The carrier had used its inexpensive overage in its Fair and Flexible plans as a selling point for its service, but apparently that strategy came back to haunt it. Sprint Nextel recently adjusted its price plans: cutting the minutes on some plans, adding minutes to others and charging more for going over the number of minutes included with the plan. Sprint Nextel customers used to pay $5 for 50 additional minutes; new customers will now have to pay the same amount of money for 30 extra minutes.

Sprint Nextel announced last week that it will soon start a new series of ads with the tagline “Sprint. Power Up.” The ads will emphasize the quality, reach and capabilities of the carrier’s network-which Sprint Nextel’s biggest competitors, Verizon Wireless and Cingular Wireless L.L.C., have been doing for some time.

“[Sprint] has a long road to go to prove to potential customers that its network is just as good or better than those competitors,” noted Current Analysis analyst William Ho in a research report. “Given competitors’ head start in direct network reliability messaging, Sprint’s powerful network theme in comparison may be too abstract and therefore take longer to resonate.”
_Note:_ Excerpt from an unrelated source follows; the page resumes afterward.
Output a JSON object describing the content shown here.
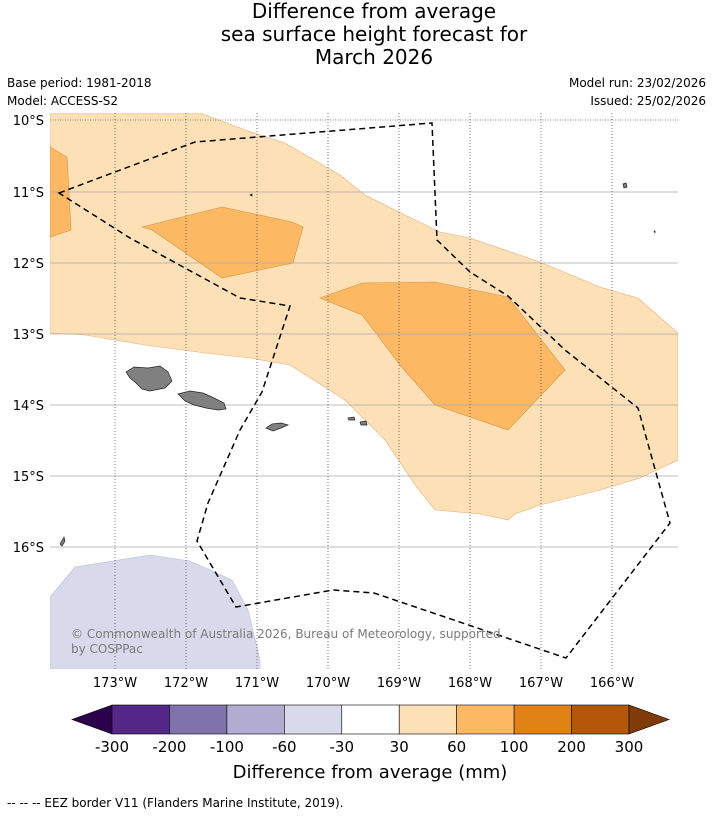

However, Ho added, Sprint Nextel’s new plans, and its mobile-to-mobile calling and unlimited walkie-talkie use, now put the carrier on much more even footing with Verizon Wireless and Cingular. Further, those companies will have to figure out how to compete with Sprint Nextel’s 7 p.m. off-peak calling.
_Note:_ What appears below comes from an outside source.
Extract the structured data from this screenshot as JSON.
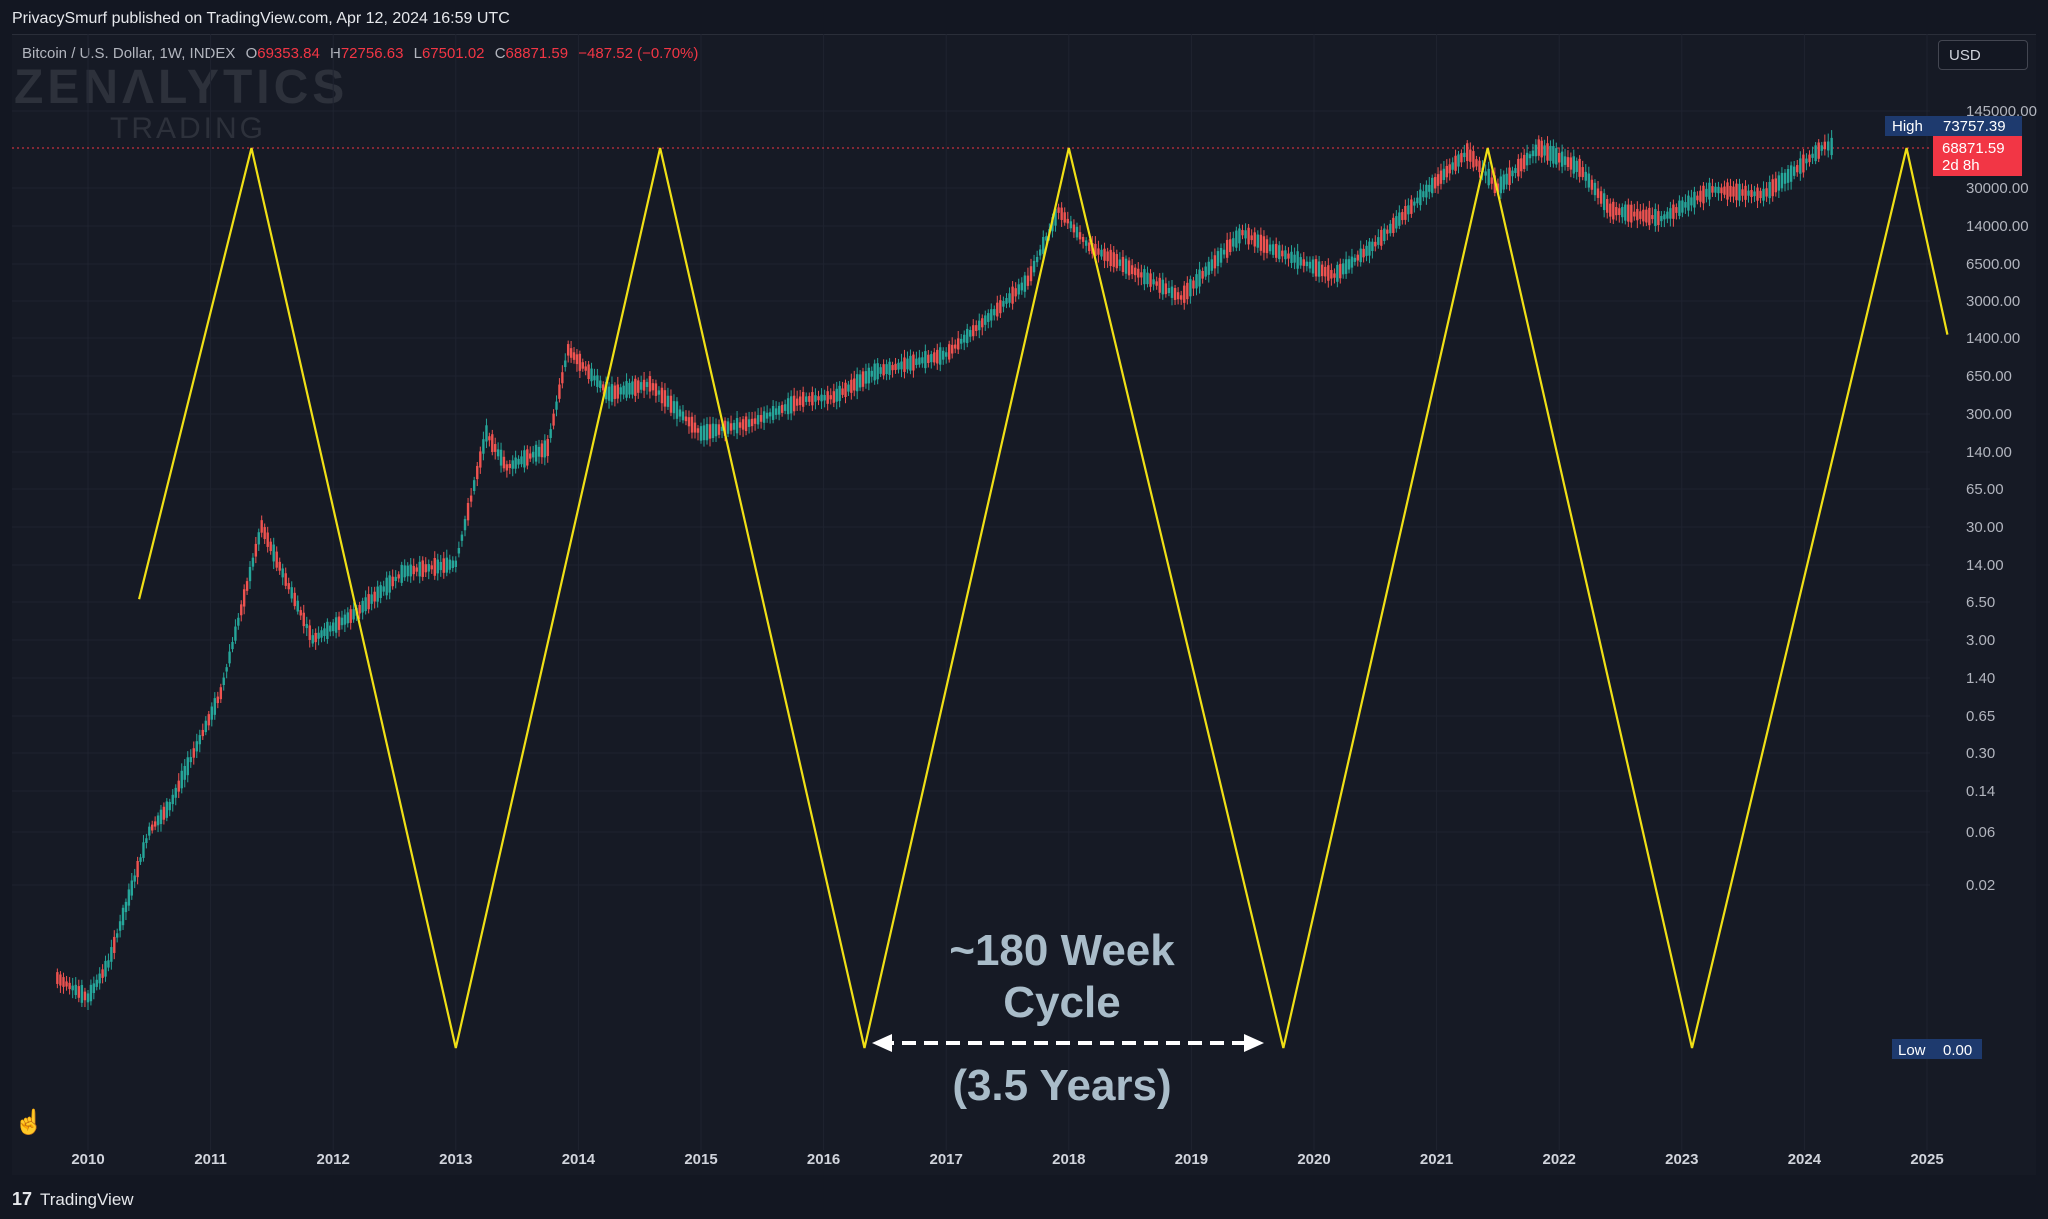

“They have an excellent set of assets, and there’s a lot of value in the name,” said Jonathan Schildkraut, senior vice president of equity research for telecom and data services at Jeffries & Co. “But I will say, I don’t think the performance has been up to what they’ve done historically.”

Schildkraut said that Sprint Nextel has fallen off its game in making innovative handsets, an area in which it previously excelled.

“Cingular has really taken over the role as the handset leader … and that’s really hit Sprint in a very hard way,” Schildkraut said. “It took away their point of distinction and I think that they really need to get that back.”

Sprint Nextel recently announced that it was going to be adding new handsets from Motorola Inc. to its line-up; Motorola also provides handsets and equipment for Sprint Nextel’s iDEN network, and will be one of the carrier’s partners as it develops a next-generation mobile WiMAX network.

Despite the success of the Boost Mobile brand, chief operating officer Len Lauer said during a recent conference call that Sprint Nextel would be “pulling back the reins a little bit on the acquisition side, so that we do get a higher ARPU customer from Boost” as well as helping the carrier manage its capacity in markets where it is going through rebanding some of its 800 MHz spectrum. Lauer added that rather than pushing the Nextel brand in the general consumer market, the carrier would focus on business customers, Nascar fans and the Hispanic market.

“When you put those together, it means that we will focus again on more profitable customers,” Lauer said. “It will hit our gross adds a little bit … and a little bit on net adds short-term, but for the long-term, we think it is the right position to be in.”